It’s that weird time of year in LA when the weather is super chilly in the morning, kinda warm and nice in the afternoon, and a winter storm at night. Ok fine I’m being dramatic LOL, but you get the idea. It definitely feels good to be back in West Hollywood though, and I absolutely love it. A break from the west coast was much needed, and it was nice to see my east coast peeps back in new york.
Last week I didn’t post because of the elections, and I knew regardless of the outcome, things would get a little crazy – so it was the perfect time to take a little bit of a social media break. 2020 has been such a crazy year, amirite?
In my latest post I shared with you 30 journal prompts – and I was SO amazed at the feedback I received. It truly means alot to me when you babes reach out. Trust me – we as bloggers need that!

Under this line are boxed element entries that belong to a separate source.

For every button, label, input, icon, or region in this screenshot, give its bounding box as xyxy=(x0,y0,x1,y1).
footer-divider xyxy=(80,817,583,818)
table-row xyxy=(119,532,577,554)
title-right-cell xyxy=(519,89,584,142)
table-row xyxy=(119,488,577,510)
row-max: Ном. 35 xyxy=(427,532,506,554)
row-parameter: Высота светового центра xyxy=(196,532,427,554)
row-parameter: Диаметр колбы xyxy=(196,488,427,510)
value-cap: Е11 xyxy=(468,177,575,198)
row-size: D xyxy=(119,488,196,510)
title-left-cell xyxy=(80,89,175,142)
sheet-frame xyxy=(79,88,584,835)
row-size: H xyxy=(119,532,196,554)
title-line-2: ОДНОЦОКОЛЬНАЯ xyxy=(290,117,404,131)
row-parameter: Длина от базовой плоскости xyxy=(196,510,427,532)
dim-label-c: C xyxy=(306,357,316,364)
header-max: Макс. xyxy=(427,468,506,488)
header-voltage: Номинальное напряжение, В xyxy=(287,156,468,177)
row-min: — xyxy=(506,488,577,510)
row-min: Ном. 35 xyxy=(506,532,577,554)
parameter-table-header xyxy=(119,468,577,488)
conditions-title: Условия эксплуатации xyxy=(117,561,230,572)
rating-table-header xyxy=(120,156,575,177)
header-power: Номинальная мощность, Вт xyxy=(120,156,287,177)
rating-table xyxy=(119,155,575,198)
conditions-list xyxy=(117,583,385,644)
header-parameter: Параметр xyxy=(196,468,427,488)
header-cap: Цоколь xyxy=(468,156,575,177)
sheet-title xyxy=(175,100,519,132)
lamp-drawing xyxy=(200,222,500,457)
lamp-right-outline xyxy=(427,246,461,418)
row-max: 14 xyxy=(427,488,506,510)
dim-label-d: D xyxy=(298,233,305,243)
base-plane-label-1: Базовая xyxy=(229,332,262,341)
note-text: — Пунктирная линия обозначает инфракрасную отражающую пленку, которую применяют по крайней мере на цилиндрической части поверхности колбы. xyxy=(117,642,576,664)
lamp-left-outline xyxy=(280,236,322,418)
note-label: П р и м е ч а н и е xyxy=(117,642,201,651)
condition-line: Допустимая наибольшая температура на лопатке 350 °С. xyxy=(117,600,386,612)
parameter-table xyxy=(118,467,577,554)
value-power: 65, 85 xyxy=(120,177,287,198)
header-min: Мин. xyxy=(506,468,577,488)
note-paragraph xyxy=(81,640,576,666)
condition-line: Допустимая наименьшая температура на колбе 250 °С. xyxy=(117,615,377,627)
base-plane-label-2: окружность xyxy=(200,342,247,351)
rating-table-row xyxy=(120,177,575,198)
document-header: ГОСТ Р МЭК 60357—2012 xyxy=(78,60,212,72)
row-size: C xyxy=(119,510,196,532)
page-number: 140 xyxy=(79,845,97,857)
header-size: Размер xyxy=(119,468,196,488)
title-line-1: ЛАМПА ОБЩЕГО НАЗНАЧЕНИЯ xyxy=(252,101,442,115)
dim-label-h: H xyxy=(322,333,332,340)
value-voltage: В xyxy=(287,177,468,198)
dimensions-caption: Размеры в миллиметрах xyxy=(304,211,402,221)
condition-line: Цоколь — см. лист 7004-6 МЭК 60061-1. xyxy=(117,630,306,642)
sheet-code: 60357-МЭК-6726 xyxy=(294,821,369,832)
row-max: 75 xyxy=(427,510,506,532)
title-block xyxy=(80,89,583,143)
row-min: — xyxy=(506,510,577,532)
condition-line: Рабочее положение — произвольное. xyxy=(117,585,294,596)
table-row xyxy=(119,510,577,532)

Before we get into it, let me share with you today’s outfit deets. Everything you see me in is menswear. Y’all already know that I prefer mens sweatpants, t-shirts and hoodies. I’m not sure why, but their clothing just seems to have better quality. So weird, but I’m not complaining!
Since it’s “winter” in Cali, you’ll find me in outfits like these for the next few months. I work from home, so its super important to dress practical and be comfortable.
You can shop this outfit when you follow me on the liketoknowit app – search “nkmstyling” and shop this exact look ; )
Ok, now that we covered the style deets, let’s talk about one of the things I’ve been struggling with lately – the feeling of disappointment. I mean….gimmie a second! Oh yes henny, it’s real out here in these streets! As I continue to go through more experiences, the more I realize that disappointment is a running theme in my life, and although I’m not happy to admit it, I fully recognize that it exists.
Quick fact: one thing to know about me – I am someone who does my absolute BEST to be there and take care of others – whether that’s giving a smile to a complete stranger, dropping off tea and soup to a sick friend, or doing a random act of kindness to brighten someone’s day. It’s just who I am.
Now don’t get me wrong – I’m not like this with everybody LOL – but it is part of who I am. The reality is however, is that I end up falling into a certain type of pattern. I end up feeling super disappointed when the person that I’m giving my love and kindness to, ends up not returning it back, AND on top of that, they seem to do everything in their power to make me feel disposable. Like, really bish? It’s like I never even mattered. That part tho! There is nothing that makes me more angry, hurt and upset than someone who I treated really well, turn around and make me feel like trash. Ughh, I hate saying this out loud…cuz I KNOW I’m not trash, but I have FELT that way at times. To me, that’s one of the worst human emotions we can feel, and I’ve felt it alot.
So how do I deal with this feeling? I simply allow myself to go through it, then tell myself its ok. Journaling helps A LOT. Not everyone is going to disappoint me, and I’m very aware of that. I’m also aware that I should never change who I am just because I’ve come across a few bad people along the way. Now, am I a bit more guarded and careful with people than I used to be? – Absolutely. But I do my best to not let that get in the way of forming new relationships and friendships. It’s all about balance. So, recognizing these emotions helps me control myself and my feelings. In all honestly, I hate to admit that I even get dissapointed by people! I’m not sure why but I get anxiety just thinking about it. It’s like, “eww, why is this person ruining my day?” But i mean, always remember, it’s ok to feel whatever you want to feel. It’s what makes you HUMAN.
If you ever are struggling with any negative thoughts, take a moment to simply address it. Don’t bury it, because when you do that, you’re only finding a temporary solution to the problem.
Next time, try these simple steps:
- Recognize it – “ok, I feel upset. In this moment this is how I feel, and it’s ok.”
- Talk or write about it – journal, call a friend, talk to a therapist.
- Forgive the person – oooo this one is HARD, because more often than not – we ain’t gonna hear that apology. For me, this is the hardest step because I feel unsettled and disposable. But you have to forgive the person so that you can move on.
- Go and do something nice for yourself! – why? because you matter, and your feelings matter. And damnit, we all deserve something special when we’re feeling down. Embrace this.
- Bonus tip – play Cardi B “Be Careful” and you’ll feel like a newborn Queen again!
I hope some of you can relate to this, and if you do, I’m here for you in every step of the way. Take care of yourself, love yourself, be kind to yourself, and get rid of any sort of limiting beliefs.